Four Valley Venues We'd Love to See Touched Up

​Here at Up On the Sun, we have a whole lot of faith in the local scene. So much so, we try to devote at least 50 percent of our daily blog space to it. 

We've been hyping Stateside's Crescent Ballroom for the past few months. We've even touted it as a sort of a beacon of hope; a centralized home for the local scene. I think what we've been trying to say is that downtown is so totally not "ovah," as once feared by New Times.

But the truth is that the Valley has had our fair share of venues come and go, become relevant and then disappear. Here are a few local venues we'd like to see revamped, refocused or reimagined to add even more gusto to the local scene. 

Note: We don't want this to be misconstrued as venue hate. We review a lot of shows. These are simply constructive criticisms of a couple beloved venues. 

The Clubhouse's strip mall location may make it seem unofficial, but the Tempe mainstay has a good thing going. They line up acts that people consistently want to see from a multitude of genres, but there's something about the atmosphere that's uncomfortable. Even winter shows are sweaty and balmy. 

Underage drinking is clearly a concern here, but barring drinkers to the back of the venue where you can't see past the bar is more than a little frustrating, especially when you've paid the same amount for your ticket as the under-21's, plus drinks and tips. Crank up the A/C and let me through with my beer. Create a Marquee-like wristband-to-drink situation. Let the security guards scour the crowd for underage drinkers with an iron fist.

But ideally, The Clubhouse would just rip out the center bar and rebuild one in the back, similar to the Rhythm Room set up. Separate drinkers and the kids with a gate running vertically down the center of the crowd. 

I know, I know. It's "ovah." We can't go back, but, dammit, we really, really want to. The charm of that 100-person art space turned music venue is yet to be matched. J. Tillman once played there, and so did Arcade Fire. That place was magic. If we can't have it back as a music venue, can we at least have something like it in the same exact location with the same exact vibe? 

Michael Peck, former owner of now-defunct Chyro Arts, sort of thought that if he built it, they would come. Housed on the northeast corner of Rural and University, the art space, café, and music venue would easily draw ASU students, right? Not so much, The State Press reports. 

And it's sad. Venue 104 is a really cool place. So, really, the only thing that needs revamping here are the ASU students who say they're fans of local music. You don't need to hop on the light rail to see music downtown. Some of the same bands are playing just a short walk away. 

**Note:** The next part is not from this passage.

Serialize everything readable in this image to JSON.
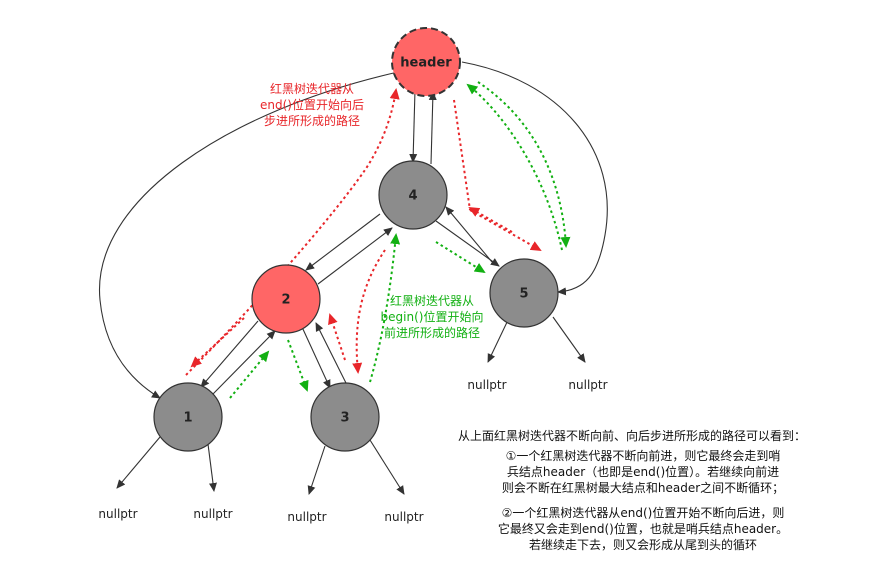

Long Wong's at the Firehouse has quite the reputation to live up to. It takes its name from the classic '90s Mill Avenue hot spot, but it doesn't quite have the same vibe. First of all, it's pretty far off Mill Avenue at its current Apache and McClintock location. But the folks at Long Wong's shows tons of love to locals (like its Tempe brethren, Yucca Tap Room and Sail Inn), devoting Friday nights to local band residencies, which is a really cool, and makes us feel like a "real" big city.

Long Wong's has great food, great drinks, and super friendly staff. Our only qualm? It's just a bit cramped. The bar takes up precious up-front standing space, and pillars in the back of the room obscure views of the stage. We love Wong's, and we admittedly aren't architects, but maybe there's some way to free up a little space?